Il punto non è tanto la serie di eventi che lo circondano né la serie di pensieri che egli concepisce: è l’incontro fra questi, conflittuale fino al delirio.
Si tratta, naturalmente, di uno dei libri piú divertenti che possa capitare di leggere: divertente di quello stesso divertimento che si cerca al di fuori dei Classici (ma si è destinati a non trovare al di fuori delle opere di un Genio), capace di avvincere e commuovere e di far letteralmente ridere durante la lettura. Una quantità quasi incalcolabile di trame secondarie occhieggia dalla principale ed arricchisce il mondo narrato fino a farlo esplodere in una rigogliosa varietà di forme e di storie simile al pullulare di una grande pinacoteca o di una selva indiana.
In questo mondo si muove il Chisciotte, divenuto incapace a distinguere fra il mondo stesso e l’idea di mondo che vi ha sovrapposta facendola aderire fin negli atomi. Soprusi agli indifesi e fanciulle da salvare gli paiono invocare il suo nome di Paladino da ogni angolo, nobiltà e cortesia gli paiono il desiderabile destino della sua vita d’avventure. Il Mondo reale non ha né interesse né possibilità di smentirlo, se non con il proseguire dell’avvicendarsi dei fatti.

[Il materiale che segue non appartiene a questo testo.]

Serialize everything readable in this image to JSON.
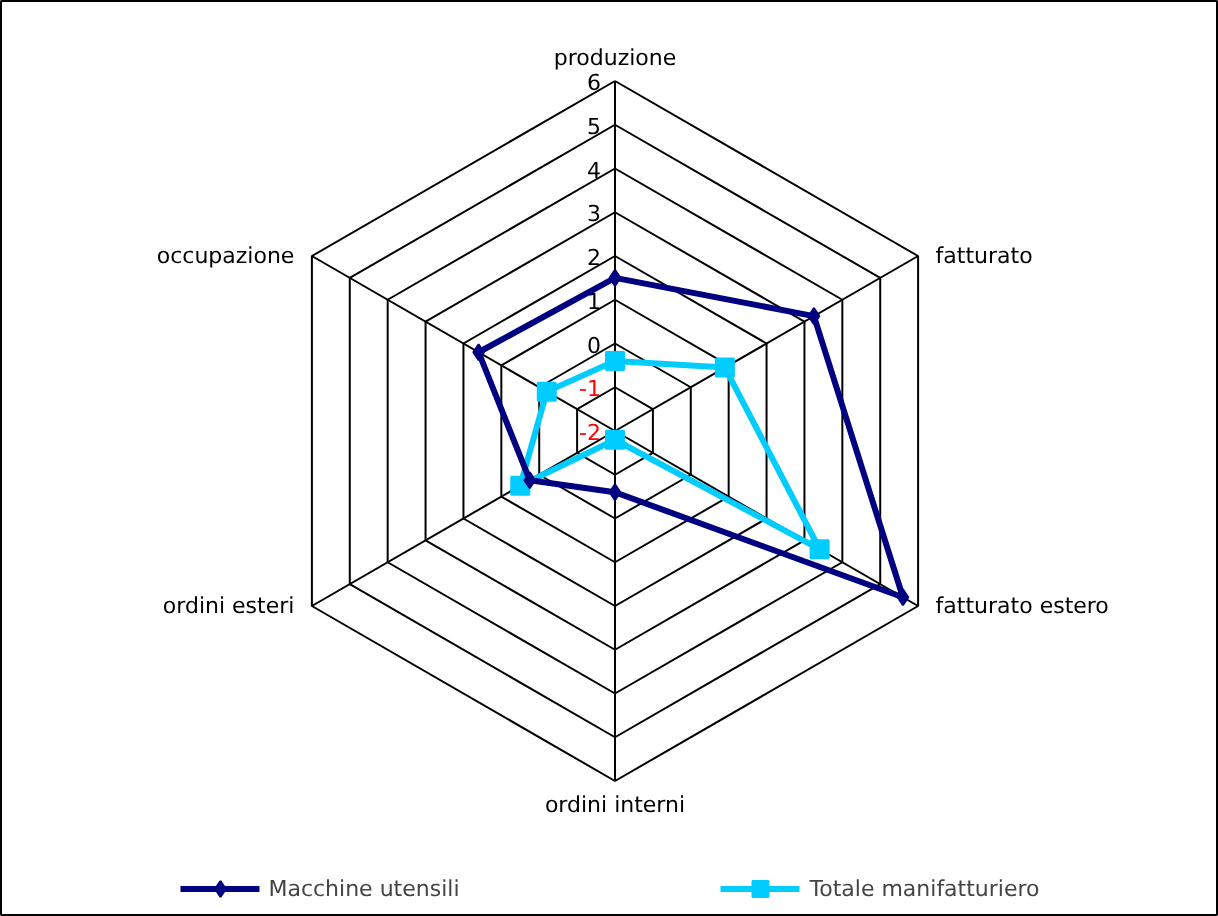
{
  "chart_data": {
    "type": "radar",
    "categories": [
      "produzione",
      "fatturato",
      "fatturato estero",
      "ordini interni",
      "ordini esteri",
      "occupazione"
    ],
    "series": [
      {
        "name": "Macchine utensili",
        "color": "#000080",
        "marker": "diamond",
        "values": [
          1.5,
          3.25,
          5.6,
          -0.6,
          0.25,
          1.6
        ]
      },
      {
        "name": "Totale manifatturiero",
        "color": "#00ccff",
        "marker": "square",
        "values": [
          -0.4,
          0.9,
          3.4,
          -1.8,
          0.5,
          -0.2
        ]
      }
    ],
    "ylim": [
      -2,
      6
    ],
    "yticks": [
      -2,
      -1,
      0,
      1,
      2,
      3,
      4,
      5,
      6
    ],
    "grid": true,
    "legend": "bottom"
  }
}
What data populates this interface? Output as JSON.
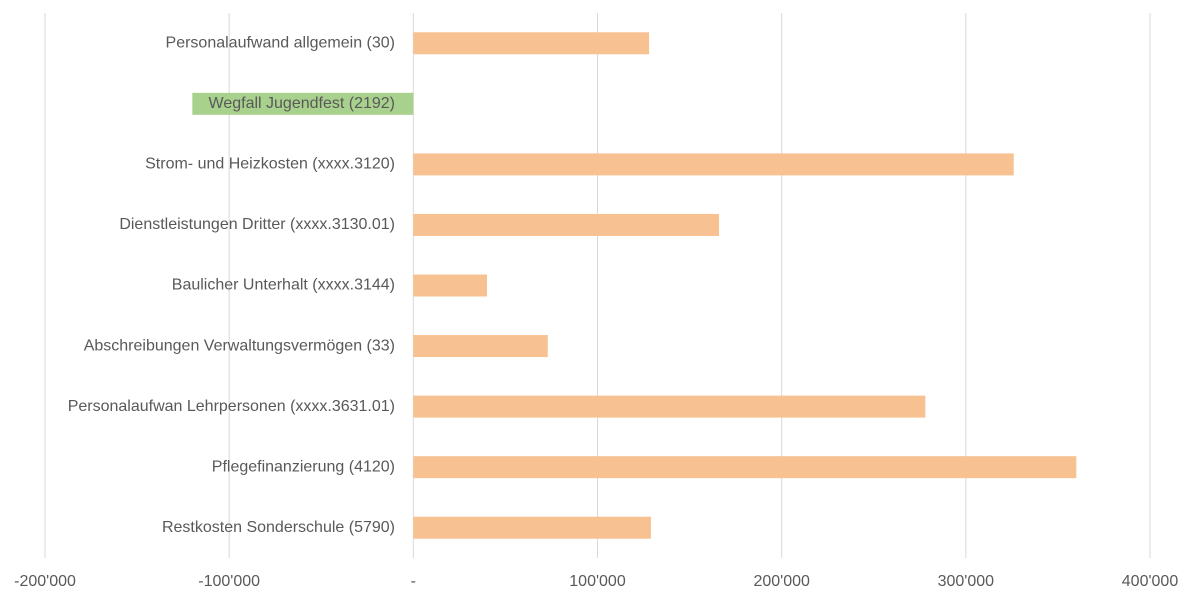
{
  "chart_data": {
    "type": "bar",
    "orientation": "horizontal",
    "categories": [
      "Personalaufwand allgemein (30)",
      "Wegfall Jugendfest (2192)",
      "Strom- und Heizkosten (xxxx.3120)",
      "Dienstleistungen Dritter (xxxx.3130.01)",
      "Baulicher Unterhalt (xxxx.3144)",
      "Abschreibungen Verwaltungsvermögen (33)",
      "Personalaufwan Lehrpersonen (xxxx.3631.01)",
      "Pflegefinanzierung (4120)",
      "Restkosten Sonderschule (5790)"
    ],
    "values": [
      128000,
      -120000,
      326000,
      166000,
      40000,
      73000,
      278000,
      360000,
      129000
    ],
    "colors": [
      "#f8c191",
      "#a9d18e",
      "#f8c191",
      "#f8c191",
      "#f8c191",
      "#f8c191",
      "#f8c191",
      "#f8c191",
      "#f8c191"
    ],
    "xlim": [
      -200000,
      400000
    ],
    "xticks": [
      {
        "value": -200000,
        "label": "-200'000"
      },
      {
        "value": -100000,
        "label": "-100'000"
      },
      {
        "value": 0,
        "label": "-"
      },
      {
        "value": 100000,
        "label": "100'000"
      },
      {
        "value": 200000,
        "label": "200'000"
      },
      {
        "value": 300000,
        "label": "300'000"
      },
      {
        "value": 400000,
        "label": "400'000"
      }
    ],
    "grid": true
  }
}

Nella distanza fra Mondo e Idea sta il nostro modo di definirci come individui. L’inettitudine a muoversi lungo il precorso di tale distanza è il senso della follia di don Quijote, che non vede questa distanza.
Man mano che il romanzo va avanti (e che, nel passaggio dalla prima alla seconda parte, l’Autore invecchia), la dimensione comica inizia sempre piú a lasciare il posto a una sorta di malinconia densa e profonda: nel rapporto (ancora rappresentato di tradizione dal numero cinque) fra Macrocosmo e Microcosmo – fra immagine dell’Io e immagine del Mondo –, l’attenzione è sempre piú concentrata sull’uomo Chisciotte; il personaggio di Donchisciotte era già diventato celeberrimo nel corso della decina d’anni che separa la stesura della prima dalla seconda parte, tanto da rappresentare già – fuori e dentro dall’opera – l’immagine tipica di sé stesso e da far sembrare la sua vita una meditazione su sé stessa.
«Io sono nato», come dirà sul suo letto di morte: «per vivere morendo.».